Food doesn’t get much more comforting than confit.
As explained in this week’s A la Carte edition of Since You Asked, the technique was likely the original way of preserving meat by cooking and then packaging it against contact with air and subsequent spoilage.
I’ve always loved the dark meat of poultry and rich flavors in general, so confit is pretty hard to resist when it’s on order at a restaurant. One of my first brushes — like many people, I imagine — was in the French classic “cassoulet,” a hearty stew of beans, winter vegetables, sausage and confit.

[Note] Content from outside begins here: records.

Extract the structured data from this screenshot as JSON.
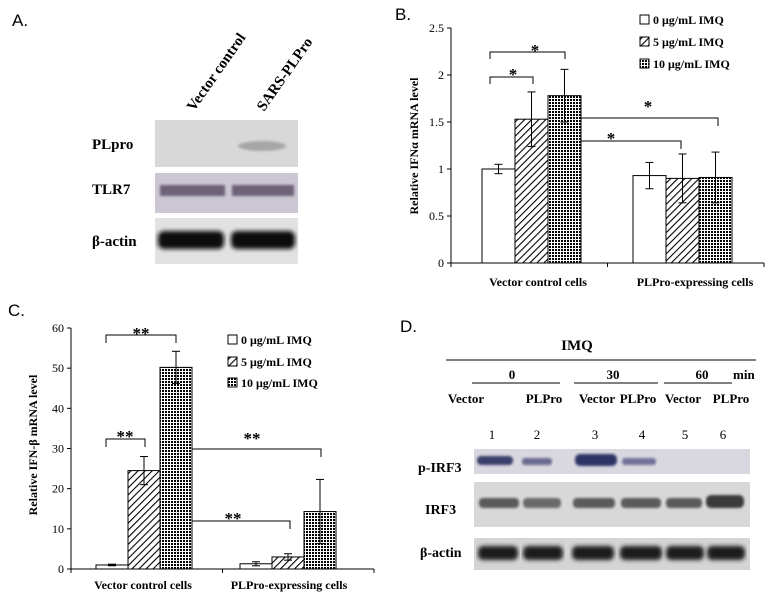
{
  "panels": {
    "A": {
      "label": "A.",
      "lanes": [
        "Vector control",
        "SARS-PLPro"
      ],
      "rows": [
        "PLpro",
        "TLR7",
        "β-actin"
      ]
    },
    "D": {
      "label": "D.",
      "treatment": "IMQ",
      "times": [
        "0",
        "30",
        "60"
      ],
      "time_unit": "min",
      "conditions": [
        "Vector",
        "PLPro",
        "Vector",
        "PLPro",
        "Vector",
        "PLPro"
      ],
      "lane_numbers": [
        "1",
        "2",
        "3",
        "4",
        "5",
        "6"
      ],
      "rows": [
        "p-IRF3",
        "IRF3",
        "β-actin"
      ]
    }
  },
  "chart_data": [
    {
      "panel": "B.",
      "type": "bar",
      "ylabel": "Relative IFNα mRNA level",
      "ylim": [
        0,
        2.5
      ],
      "yticks": [
        "0",
        "0.5",
        "1",
        "1.5",
        "2",
        "2.5"
      ],
      "categories": [
        "Vector control cells",
        "PLPro-expressing cells"
      ],
      "series": [
        {
          "name": "0 μg/mL IMQ",
          "values": [
            1.0,
            0.93
          ],
          "errors": [
            0.05,
            0.14
          ],
          "fill": "white"
        },
        {
          "name": "5 μg/mL IMQ",
          "values": [
            1.53,
            0.9
          ],
          "errors": [
            0.29,
            0.26
          ],
          "fill": "diagonal"
        },
        {
          "name": "10 μg/mL IMQ",
          "values": [
            1.78,
            0.91
          ],
          "errors": [
            0.28,
            0.27
          ],
          "fill": "dotted"
        }
      ],
      "legend": "top-right",
      "significance": [
        "*",
        "*",
        "*",
        "*"
      ]
    },
    {
      "panel": "C.",
      "type": "bar",
      "ylabel": "Relative IFN-β mRNA level",
      "ylim": [
        0,
        60
      ],
      "yticks": [
        "0",
        "10",
        "20",
        "30",
        "40",
        "50",
        "60"
      ],
      "categories": [
        "Vector control cells",
        "PLPro-expressing cells"
      ],
      "series": [
        {
          "name": "0 μg/mL IMQ",
          "values": [
            1.0,
            1.3
          ],
          "errors": [
            0.2,
            0.5
          ],
          "fill": "white"
        },
        {
          "name": "5 μg/mL IMQ",
          "values": [
            24.5,
            3.0
          ],
          "errors": [
            3.5,
            0.8
          ],
          "fill": "diagonal"
        },
        {
          "name": "10 μg/mL IMQ",
          "values": [
            50.2,
            14.3
          ],
          "errors": [
            4.0,
            8.0
          ],
          "fill": "dotted"
        }
      ],
      "legend": "top-right",
      "significance": [
        "**",
        "**",
        "**",
        "**"
      ]
    }
  ]
}
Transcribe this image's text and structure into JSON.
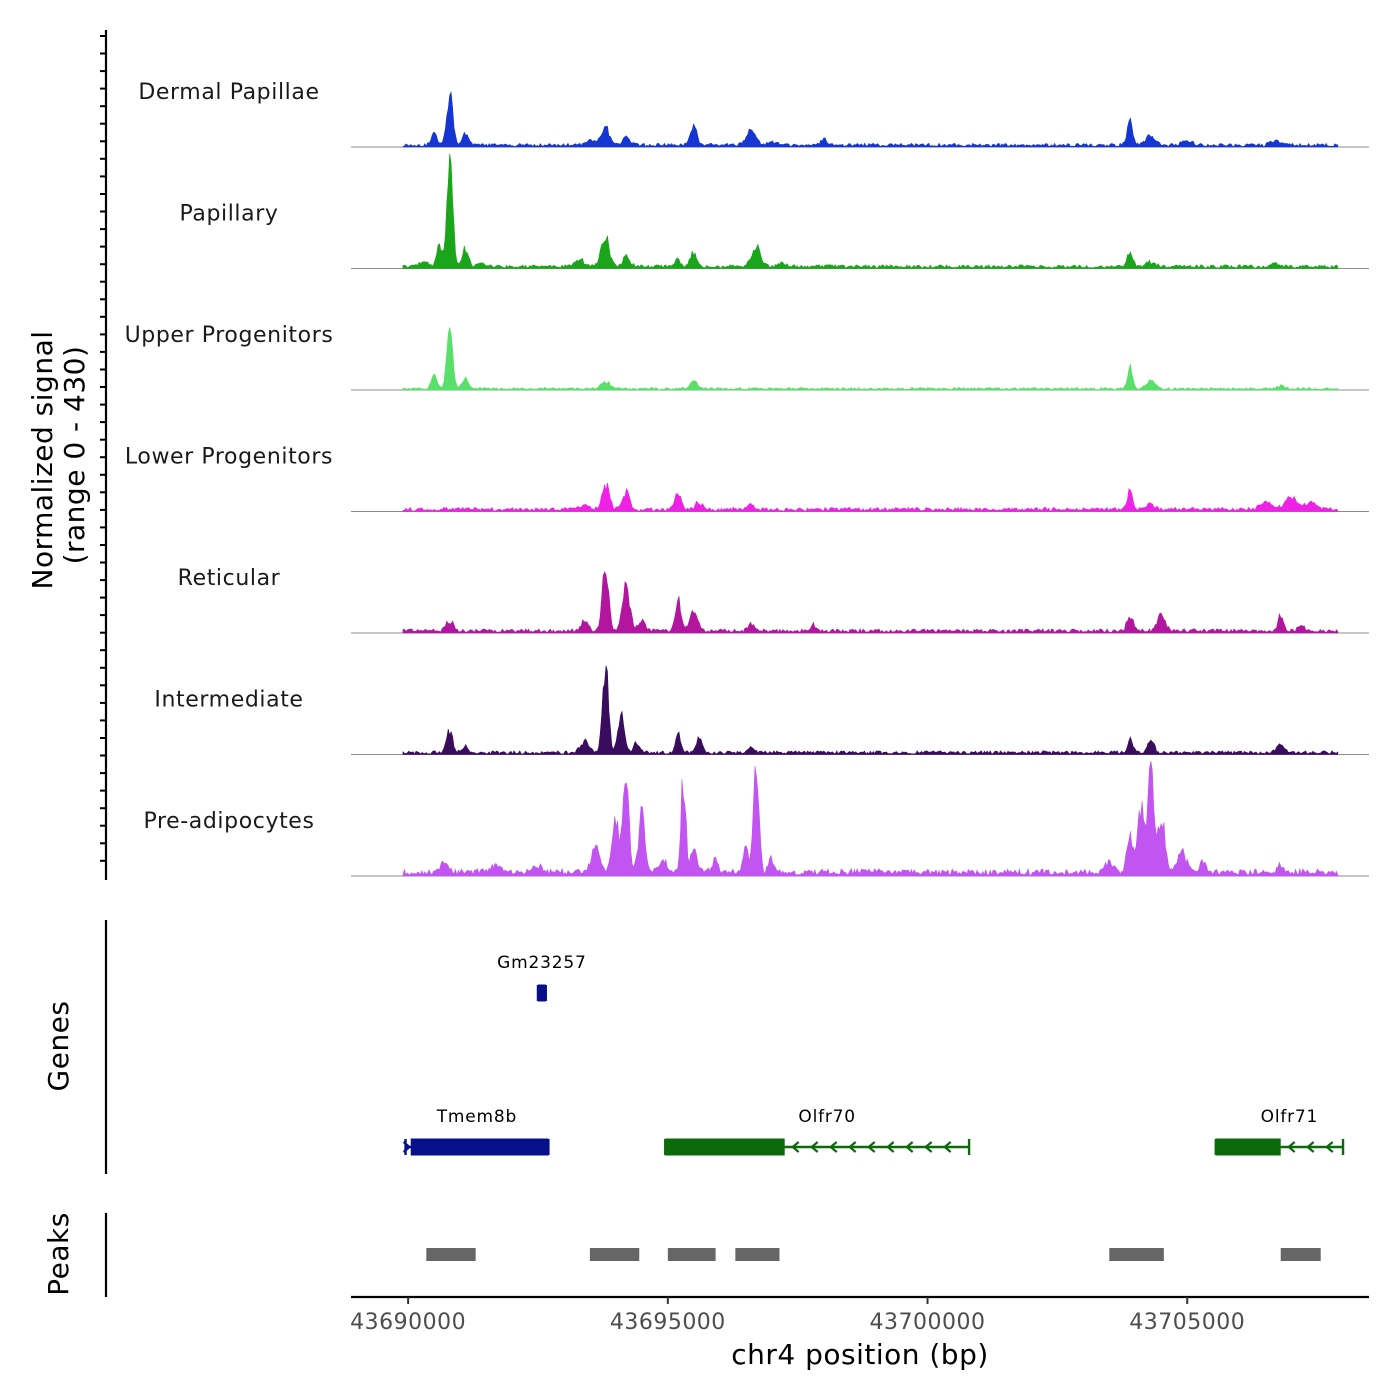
{
  "chart_data": {
    "type": "area",
    "title": "",
    "ylabel_line1": "Normalized signal",
    "ylabel_line2": "(range 0 - 430)",
    "y_range": [
      0,
      430
    ],
    "xlabel": "chr4 position (bp)",
    "xlim": [
      43688900,
      43708500
    ],
    "data_end": 43707900,
    "xticks": [
      43690000,
      43695000,
      43700000,
      43705000
    ],
    "xtick_labels": [
      "43690000",
      "43695000",
      "43700000",
      "43705000"
    ],
    "baseline_color": "#8c8c8c",
    "tracks": [
      {
        "name": "Dermal Papillae",
        "color": "#1636d4",
        "bg": 0.018,
        "peaks": [
          [
            43690500,
            0.12,
            50
          ],
          [
            43690800,
            0.42,
            60
          ],
          [
            43691100,
            0.1,
            60
          ],
          [
            43693500,
            0.05,
            80
          ],
          [
            43693800,
            0.15,
            80
          ],
          [
            43694200,
            0.06,
            80
          ],
          [
            43695500,
            0.18,
            60
          ],
          [
            43696600,
            0.13,
            90
          ],
          [
            43697000,
            0.03,
            80
          ],
          [
            43698000,
            0.05,
            60
          ],
          [
            43703900,
            0.22,
            50
          ],
          [
            43704300,
            0.08,
            90
          ],
          [
            43705000,
            0.04,
            100
          ],
          [
            43706700,
            0.04,
            80
          ]
        ]
      },
      {
        "name": "Papillary",
        "color": "#1aa51a",
        "bg": 0.018,
        "peaks": [
          [
            43690300,
            0.05,
            70
          ],
          [
            43690600,
            0.18,
            50
          ],
          [
            43690800,
            1.0,
            55
          ],
          [
            43691100,
            0.17,
            60
          ],
          [
            43691400,
            0.04,
            60
          ],
          [
            43693300,
            0.06,
            90
          ],
          [
            43693800,
            0.24,
            80
          ],
          [
            43694200,
            0.08,
            70
          ],
          [
            43695200,
            0.06,
            50
          ],
          [
            43695500,
            0.12,
            60
          ],
          [
            43696700,
            0.16,
            90
          ],
          [
            43697200,
            0.03,
            80
          ],
          [
            43703900,
            0.15,
            50
          ],
          [
            43704300,
            0.04,
            90
          ],
          [
            43706700,
            0.03,
            60
          ]
        ]
      },
      {
        "name": "Upper Progenitors",
        "color": "#5ae06a",
        "bg": 0.012,
        "peaks": [
          [
            43690500,
            0.14,
            50
          ],
          [
            43690800,
            0.57,
            55
          ],
          [
            43691100,
            0.1,
            60
          ],
          [
            43693800,
            0.06,
            90
          ],
          [
            43695500,
            0.08,
            60
          ],
          [
            43703900,
            0.18,
            50
          ],
          [
            43704300,
            0.07,
            80
          ],
          [
            43706800,
            0.03,
            60
          ]
        ]
      },
      {
        "name": "Lower Progenitors",
        "color": "#ee22e6",
        "bg": 0.02,
        "peaks": [
          [
            43693400,
            0.04,
            80
          ],
          [
            43693800,
            0.22,
            70
          ],
          [
            43694200,
            0.14,
            70
          ],
          [
            43695200,
            0.14,
            60
          ],
          [
            43695600,
            0.06,
            70
          ],
          [
            43696600,
            0.05,
            50
          ],
          [
            43703900,
            0.15,
            50
          ],
          [
            43704300,
            0.05,
            80
          ],
          [
            43706500,
            0.06,
            100
          ],
          [
            43707000,
            0.1,
            120
          ],
          [
            43707400,
            0.06,
            100
          ]
        ]
      },
      {
        "name": "Reticular",
        "color": "#b3169e",
        "bg": 0.02,
        "peaks": [
          [
            43690800,
            0.08,
            70
          ],
          [
            43693400,
            0.08,
            70
          ],
          [
            43693800,
            0.55,
            60
          ],
          [
            43694200,
            0.4,
            70
          ],
          [
            43694500,
            0.1,
            60
          ],
          [
            43695200,
            0.3,
            50
          ],
          [
            43695500,
            0.18,
            70
          ],
          [
            43696600,
            0.06,
            60
          ],
          [
            43697800,
            0.05,
            50
          ],
          [
            43703900,
            0.13,
            60
          ],
          [
            43704500,
            0.13,
            70
          ],
          [
            43706800,
            0.14,
            50
          ],
          [
            43707200,
            0.05,
            60
          ]
        ]
      },
      {
        "name": "Intermediate",
        "color": "#3a0c5e",
        "bg": 0.018,
        "peaks": [
          [
            43690800,
            0.18,
            60
          ],
          [
            43691100,
            0.05,
            60
          ],
          [
            43693400,
            0.1,
            80
          ],
          [
            43693800,
            0.78,
            55
          ],
          [
            43694100,
            0.34,
            60
          ],
          [
            43694400,
            0.08,
            60
          ],
          [
            43695200,
            0.16,
            50
          ],
          [
            43695600,
            0.12,
            60
          ],
          [
            43696600,
            0.05,
            60
          ],
          [
            43703900,
            0.12,
            50
          ],
          [
            43704300,
            0.11,
            60
          ],
          [
            43706800,
            0.08,
            70
          ]
        ]
      },
      {
        "name": "Pre-adipocytes",
        "color": "#c255f2",
        "bg": 0.035,
        "peaks": [
          [
            43690700,
            0.07,
            80
          ],
          [
            43691700,
            0.07,
            80
          ],
          [
            43692500,
            0.06,
            60
          ],
          [
            43693600,
            0.25,
            70
          ],
          [
            43694000,
            0.45,
            70
          ],
          [
            43694200,
            0.92,
            50
          ],
          [
            43694500,
            0.55,
            60
          ],
          [
            43694900,
            0.12,
            70
          ],
          [
            43695300,
            0.8,
            45
          ],
          [
            43695500,
            0.22,
            60
          ],
          [
            43695900,
            0.1,
            60
          ],
          [
            43696500,
            0.18,
            60
          ],
          [
            43696700,
            1.0,
            50
          ],
          [
            43697000,
            0.12,
            60
          ],
          [
            43703500,
            0.08,
            80
          ],
          [
            43703900,
            0.3,
            60
          ],
          [
            43704100,
            0.55,
            60
          ],
          [
            43704300,
            1.0,
            60
          ],
          [
            43704500,
            0.45,
            70
          ],
          [
            43704900,
            0.18,
            80
          ],
          [
            43705300,
            0.1,
            60
          ],
          [
            43706800,
            0.06,
            60
          ]
        ]
      }
    ],
    "genes_label": "Genes",
    "genes": [
      {
        "name": "Gm23257",
        "start": 43692500,
        "end": 43692650,
        "strand": "+",
        "color": "#070f8a",
        "thick": [
          43692500,
          43692650
        ],
        "row": 0
      },
      {
        "name": "Tmem8b",
        "start": 43689950,
        "end": 43692700,
        "strand": "+",
        "color": "#070f8a",
        "thick": [
          43690050,
          43692700
        ],
        "row": 1
      },
      {
        "name": "Olfr70",
        "start": 43694950,
        "end": 43700800,
        "strand": "-",
        "color": "#0c6a0a",
        "thick": [
          43694950,
          43697250
        ],
        "row": 1
      },
      {
        "name": "Olfr71",
        "start": 43705550,
        "end": 43708000,
        "strand": "-",
        "color": "#0c6a0a",
        "thick": [
          43705550,
          43706800
        ],
        "row": 1
      }
    ],
    "peaks_label": "Peaks",
    "peak_color": "#666666",
    "peak_regions": [
      [
        43690350,
        43691300
      ],
      [
        43693500,
        43694450
      ],
      [
        43695000,
        43695920
      ],
      [
        43696300,
        43697150
      ],
      [
        43703500,
        43704550
      ],
      [
        43706800,
        43707570
      ]
    ]
  }
}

But because confit is slow-cooked before storing, little effort and cooking time is needed to make it the star of your plate. This week’s Since You Asked suggested using it to top winter salads, which is exactly the approach I took last week after a chef friend selflessly shared some homemade confit duck legs she had distributed among family and friends for the holidays.
The first salad utilized a cache of root vegetables that had been exhumed from my garden more than a month prior and had been languishing in my refrigerator awaiting a little TLC. I couldn’t imagine eating such neglected veggies in their raw state, but roasting put an entirely new shine on the beets and baby carrots.
I also roasted half of a golden nugget squash and piled the slightly cooled assortment of cubed beets and squash (I left the carrots whole) atop some crispy leaf lettuce. The confit, my friend told me, only needs to be seared for a few minutes on each side in a cast-iron skillet. A warm cider vinaigrette pulled all the flavors together.
I planned to savor my last duck leg but couldn’t resist pulling it out the following night for another salad, this time of an entirely different sort. I had purchased a jumbo pomegranate, which yielded a good cup and a half of gleaming seeds. Trying to find uses for a 5-pound box of mandarin oranges, I peeled two of the small fruit, sectioned them and tossed those with some of the pomegranate seeds, some toasted walnuts, salad greens and raspberry vinaigrette.
In both cases, I left the duck legs whole. Many people might prefer the meat shredded atop the salad, but because confit is so tender, it just falls off the bone.
If you don’t fancy duck, the confit technique can be applied to just about any meat. I plan to adapt the column’s Turkey Confit recipe to rabbit. With the meat in hand, I’ll be on my way to more simple, seasonal salads.